Dans l'œil du cyclone : la crise de la dette dans l'Union européenne (5)

par Éric Toussaint

V. Credit Default Swaps et agences de notation : fauteurs de risques et de déstabilisation

CADTM : Tu n'as pas encore parlé des Credit Default Swaps (CDS)…

Éric Toussaint : Le CDS est un produit financier dérivé qui n'est soumis à aucun contrôle public. Il a été créé dans la première moitié des années 1990 en pleine période de dérèglementation. Credit Default Swap signifie littéralement permutation de l'impayé. Normalement, il devrait permettre au détenteur d'un emprunt de se faire indemniser par le vendeur du CDS au cas où l'émetteur d'une obligation fait défaut, que ce soit un pouvoir public ou une entreprise privée. Le conditionnel est de rigueur pour deux raisons principales. Premièrement, on peut acheter un CDS pour se protéger d'un risque de non-remboursement d'une obligation qu'on n'a pas. Cela revient à prendre une assurance contre le risque d'incendie de la maison du voisin en espérant que celle-ci parte en flammes afin de pouvoir toucher la prime. Deuxièmement, les vendeurs de CDS n'ont pas réuni préalablement des moyens financiers suffisants pour indemniser les victimes du non-remboursement de dettes. En cas de faillite en chaîne d'entreprises privées ayant émis des obligations ou du non-remboursement de la part d'un État débiteur important, il est certain que les vendeurs de CDS seront dans l'incapacité de procéder aux indemnisations qu'ils ont promises. Le désastre de l'entreprise nord-américaine AIG en août 2008, la plus grosse société d'assurance internationale (en fait elle a été nationalisée par Bush afin d'éviter les conséquences d'une faillite) et la faillite de Lehman Brothers sont directement liés au marché des CDS. AIG et Lehman s'étaient fortement développés dans ce secteur.

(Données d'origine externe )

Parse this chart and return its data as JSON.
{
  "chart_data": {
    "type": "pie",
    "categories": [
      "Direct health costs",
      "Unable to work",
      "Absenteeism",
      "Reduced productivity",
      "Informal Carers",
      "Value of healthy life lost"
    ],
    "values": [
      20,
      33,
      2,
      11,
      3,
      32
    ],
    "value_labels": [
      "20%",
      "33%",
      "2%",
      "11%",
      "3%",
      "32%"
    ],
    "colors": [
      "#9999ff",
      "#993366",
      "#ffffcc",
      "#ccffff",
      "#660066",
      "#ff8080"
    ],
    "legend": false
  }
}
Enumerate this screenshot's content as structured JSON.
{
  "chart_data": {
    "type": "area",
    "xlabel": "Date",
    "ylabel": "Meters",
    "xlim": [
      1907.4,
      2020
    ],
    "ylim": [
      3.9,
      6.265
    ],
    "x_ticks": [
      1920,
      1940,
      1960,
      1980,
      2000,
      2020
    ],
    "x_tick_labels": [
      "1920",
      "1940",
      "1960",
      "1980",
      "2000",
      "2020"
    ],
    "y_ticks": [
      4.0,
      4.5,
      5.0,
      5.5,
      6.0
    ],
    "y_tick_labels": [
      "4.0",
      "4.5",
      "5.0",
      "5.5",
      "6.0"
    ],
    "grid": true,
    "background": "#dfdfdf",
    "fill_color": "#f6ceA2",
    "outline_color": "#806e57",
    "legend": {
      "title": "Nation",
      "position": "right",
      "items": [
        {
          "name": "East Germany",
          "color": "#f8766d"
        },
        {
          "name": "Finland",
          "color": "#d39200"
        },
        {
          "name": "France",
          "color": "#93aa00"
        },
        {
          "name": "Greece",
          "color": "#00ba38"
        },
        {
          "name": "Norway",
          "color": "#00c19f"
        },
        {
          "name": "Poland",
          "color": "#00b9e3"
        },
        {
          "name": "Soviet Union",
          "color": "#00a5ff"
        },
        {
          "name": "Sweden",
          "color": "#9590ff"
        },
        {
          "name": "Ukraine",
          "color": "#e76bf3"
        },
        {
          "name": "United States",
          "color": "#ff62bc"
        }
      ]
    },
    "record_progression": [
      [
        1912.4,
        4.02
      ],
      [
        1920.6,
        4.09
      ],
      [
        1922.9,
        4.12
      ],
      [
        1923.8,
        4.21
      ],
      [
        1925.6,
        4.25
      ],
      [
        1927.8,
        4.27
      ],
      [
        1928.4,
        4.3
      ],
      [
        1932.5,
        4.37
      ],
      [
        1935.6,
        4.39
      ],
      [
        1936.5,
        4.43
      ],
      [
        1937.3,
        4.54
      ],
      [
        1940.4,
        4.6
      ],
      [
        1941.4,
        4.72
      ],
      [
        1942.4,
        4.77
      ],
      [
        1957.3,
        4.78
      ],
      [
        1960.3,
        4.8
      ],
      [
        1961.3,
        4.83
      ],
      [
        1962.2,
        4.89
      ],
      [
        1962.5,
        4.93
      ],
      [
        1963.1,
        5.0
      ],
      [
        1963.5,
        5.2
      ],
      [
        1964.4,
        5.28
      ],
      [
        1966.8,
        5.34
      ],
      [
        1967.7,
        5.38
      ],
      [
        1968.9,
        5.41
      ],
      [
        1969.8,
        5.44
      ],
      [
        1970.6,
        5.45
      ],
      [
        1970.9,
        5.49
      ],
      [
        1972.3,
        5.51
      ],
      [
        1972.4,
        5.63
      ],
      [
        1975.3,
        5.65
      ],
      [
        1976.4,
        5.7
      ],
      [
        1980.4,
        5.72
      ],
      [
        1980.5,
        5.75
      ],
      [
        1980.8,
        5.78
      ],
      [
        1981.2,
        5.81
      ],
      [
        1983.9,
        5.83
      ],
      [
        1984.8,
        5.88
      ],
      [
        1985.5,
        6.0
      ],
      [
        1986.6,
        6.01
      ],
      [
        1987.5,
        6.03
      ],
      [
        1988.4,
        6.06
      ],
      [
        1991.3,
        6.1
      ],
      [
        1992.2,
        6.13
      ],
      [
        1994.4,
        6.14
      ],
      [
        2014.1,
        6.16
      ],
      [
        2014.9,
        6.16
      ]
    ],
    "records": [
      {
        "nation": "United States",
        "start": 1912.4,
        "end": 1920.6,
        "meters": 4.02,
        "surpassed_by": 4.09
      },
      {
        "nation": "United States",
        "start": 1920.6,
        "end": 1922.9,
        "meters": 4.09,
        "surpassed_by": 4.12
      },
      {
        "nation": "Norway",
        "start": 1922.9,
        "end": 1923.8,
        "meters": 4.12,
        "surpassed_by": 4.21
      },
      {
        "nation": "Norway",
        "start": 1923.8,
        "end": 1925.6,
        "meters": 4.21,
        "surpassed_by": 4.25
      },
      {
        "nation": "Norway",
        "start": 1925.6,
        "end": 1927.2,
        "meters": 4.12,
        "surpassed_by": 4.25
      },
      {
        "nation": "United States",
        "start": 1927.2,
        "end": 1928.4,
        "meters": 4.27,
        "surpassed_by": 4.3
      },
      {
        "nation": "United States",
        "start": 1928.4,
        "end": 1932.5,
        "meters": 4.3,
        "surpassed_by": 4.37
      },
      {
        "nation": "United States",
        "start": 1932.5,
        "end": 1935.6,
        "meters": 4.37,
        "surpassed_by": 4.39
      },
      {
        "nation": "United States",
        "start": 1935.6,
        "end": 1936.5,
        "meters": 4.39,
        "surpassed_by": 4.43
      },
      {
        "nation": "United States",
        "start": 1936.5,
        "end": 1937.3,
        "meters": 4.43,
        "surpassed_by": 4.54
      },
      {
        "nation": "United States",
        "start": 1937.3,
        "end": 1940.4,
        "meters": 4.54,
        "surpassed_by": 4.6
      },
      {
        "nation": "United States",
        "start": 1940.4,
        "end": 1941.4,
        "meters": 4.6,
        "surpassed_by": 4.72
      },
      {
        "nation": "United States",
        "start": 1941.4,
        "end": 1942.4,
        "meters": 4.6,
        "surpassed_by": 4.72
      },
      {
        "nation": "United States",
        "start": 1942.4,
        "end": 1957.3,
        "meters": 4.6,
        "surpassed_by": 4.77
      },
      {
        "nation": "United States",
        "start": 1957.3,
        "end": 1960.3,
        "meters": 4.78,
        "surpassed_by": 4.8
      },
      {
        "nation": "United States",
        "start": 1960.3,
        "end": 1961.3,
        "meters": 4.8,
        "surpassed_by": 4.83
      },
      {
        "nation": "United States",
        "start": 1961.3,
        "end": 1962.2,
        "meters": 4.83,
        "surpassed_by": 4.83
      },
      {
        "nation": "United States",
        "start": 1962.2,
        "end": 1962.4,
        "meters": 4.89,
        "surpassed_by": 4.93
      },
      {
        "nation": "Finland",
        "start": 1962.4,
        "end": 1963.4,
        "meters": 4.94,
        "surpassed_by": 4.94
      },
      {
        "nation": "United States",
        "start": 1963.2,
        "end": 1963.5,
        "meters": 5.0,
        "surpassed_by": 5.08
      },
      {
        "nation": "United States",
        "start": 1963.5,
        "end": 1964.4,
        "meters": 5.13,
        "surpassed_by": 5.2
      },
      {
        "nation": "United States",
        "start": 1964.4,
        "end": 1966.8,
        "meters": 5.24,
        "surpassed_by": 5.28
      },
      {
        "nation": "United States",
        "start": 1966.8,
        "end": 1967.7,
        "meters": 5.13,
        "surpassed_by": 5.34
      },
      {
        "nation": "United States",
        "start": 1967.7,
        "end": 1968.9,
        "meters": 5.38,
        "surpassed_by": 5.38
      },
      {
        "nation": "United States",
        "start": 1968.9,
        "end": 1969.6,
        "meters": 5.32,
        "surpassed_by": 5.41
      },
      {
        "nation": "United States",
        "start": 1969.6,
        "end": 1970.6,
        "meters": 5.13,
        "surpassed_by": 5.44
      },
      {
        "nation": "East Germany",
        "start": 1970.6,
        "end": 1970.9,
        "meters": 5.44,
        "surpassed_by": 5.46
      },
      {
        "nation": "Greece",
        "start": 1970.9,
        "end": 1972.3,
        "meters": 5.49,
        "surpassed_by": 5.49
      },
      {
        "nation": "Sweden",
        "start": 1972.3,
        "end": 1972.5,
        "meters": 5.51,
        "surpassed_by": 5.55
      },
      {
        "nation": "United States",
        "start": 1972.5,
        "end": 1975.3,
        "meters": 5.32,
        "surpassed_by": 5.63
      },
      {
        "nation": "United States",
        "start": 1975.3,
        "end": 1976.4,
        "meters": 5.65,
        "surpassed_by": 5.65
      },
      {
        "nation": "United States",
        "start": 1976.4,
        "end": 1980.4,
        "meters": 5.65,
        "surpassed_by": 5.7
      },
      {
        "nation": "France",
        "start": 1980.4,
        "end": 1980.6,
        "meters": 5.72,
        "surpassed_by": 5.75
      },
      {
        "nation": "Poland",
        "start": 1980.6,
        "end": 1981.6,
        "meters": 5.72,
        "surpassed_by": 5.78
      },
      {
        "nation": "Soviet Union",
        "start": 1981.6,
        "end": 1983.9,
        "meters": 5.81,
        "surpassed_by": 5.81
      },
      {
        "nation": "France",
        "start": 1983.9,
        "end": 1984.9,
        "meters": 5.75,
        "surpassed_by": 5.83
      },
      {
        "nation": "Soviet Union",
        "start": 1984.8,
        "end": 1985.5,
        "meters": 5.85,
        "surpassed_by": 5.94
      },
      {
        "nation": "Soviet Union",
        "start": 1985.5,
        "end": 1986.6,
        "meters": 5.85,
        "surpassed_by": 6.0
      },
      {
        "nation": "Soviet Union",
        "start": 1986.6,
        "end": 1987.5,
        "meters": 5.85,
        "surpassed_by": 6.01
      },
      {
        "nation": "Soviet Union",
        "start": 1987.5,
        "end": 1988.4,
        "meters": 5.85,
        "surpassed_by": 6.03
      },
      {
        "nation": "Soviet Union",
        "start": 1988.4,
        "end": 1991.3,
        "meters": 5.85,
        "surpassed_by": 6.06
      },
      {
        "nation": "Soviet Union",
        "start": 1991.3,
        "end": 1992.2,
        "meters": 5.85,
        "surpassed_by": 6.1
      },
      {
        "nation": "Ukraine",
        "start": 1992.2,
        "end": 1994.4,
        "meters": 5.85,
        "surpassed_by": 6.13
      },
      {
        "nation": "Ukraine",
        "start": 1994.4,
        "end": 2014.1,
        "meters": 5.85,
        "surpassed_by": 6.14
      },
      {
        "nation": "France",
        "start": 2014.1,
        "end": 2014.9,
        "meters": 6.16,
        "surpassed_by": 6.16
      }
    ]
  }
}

Le marché des CDS permet toutes sortes de manipulations. J'ai eu l'occasion de suivre de près une tentative de manipulation lorsque j'étais membre de la commission d'audit de la dette publique interne et externe mise en place par le gouvernement équatorien en 2007 et qui a rendu les résultats de ses travaux en septembre 2008. Pendant que nous auditions la dette équatorienne et que le président Rafael Correa menaçait les marchés financiers internationaux de mettre fin au remboursement de la partie illégitime de la dette, une société privée nord-américaine Abadie a pris contact avec le gouvernement équatorien afin de lui faire une proposition édifiante. La société proposait au président Correa de laisser entendre qu'il suspendrait le paiement de la dette juste avant la prochaine échéance de paiement trois semaines plus tard. Cela permettrait à cette société de vendre des CDS pour un montant qu'elle évaluait à 300 millions de dollars. Le résultat final devait être le suivant : en réalité, l'Équateur paierait comme prévu ce qu'il devait. Du coup, la société ne devrait pas indemniser les détenteurs de CDS et elle verserait la moitié de la somme au gouvernement équatorien. Elle affirmait que cette opération était totalement sans risque de poursuite car la vente se ferait de gré à gré sans aucun contrôle de la part des autorités nord-américaines. La firme affirmait qu'elle avait déjà réalisé à plusieurs reprises ce genre d'opérations. Finalement, les autorités équatoriennes ont refusé la proposition et ont opté pour une autre stratégie qui a donné de bons résultats. L'intérêt de cette histoire véridique, c'est de montrer qu'en pratique les émetteurs (et les acheteurs) de CDS peuvent réaliser toutes sortes de manipulations. Il faut rappeler que jusqu'au désastre d'AIG et à la faillite de Lehman Brothers, le FMI, la Réserve fédérale des États-Unis, la BCE ont affirmé à maintes reprises que les CDS étaient un produit nouveau qui offraient d'excellentes garanties contre les risques (voir encadré sur les CDS). Depuis le discours a changé mais rien, absolument rien, n'a été fait pour réglementer. En attendant, les CDS constituent, vu leur ampleur, une terrible bombe à retardement pour le système financier international. En réalité, il faudrait interdire les CDS.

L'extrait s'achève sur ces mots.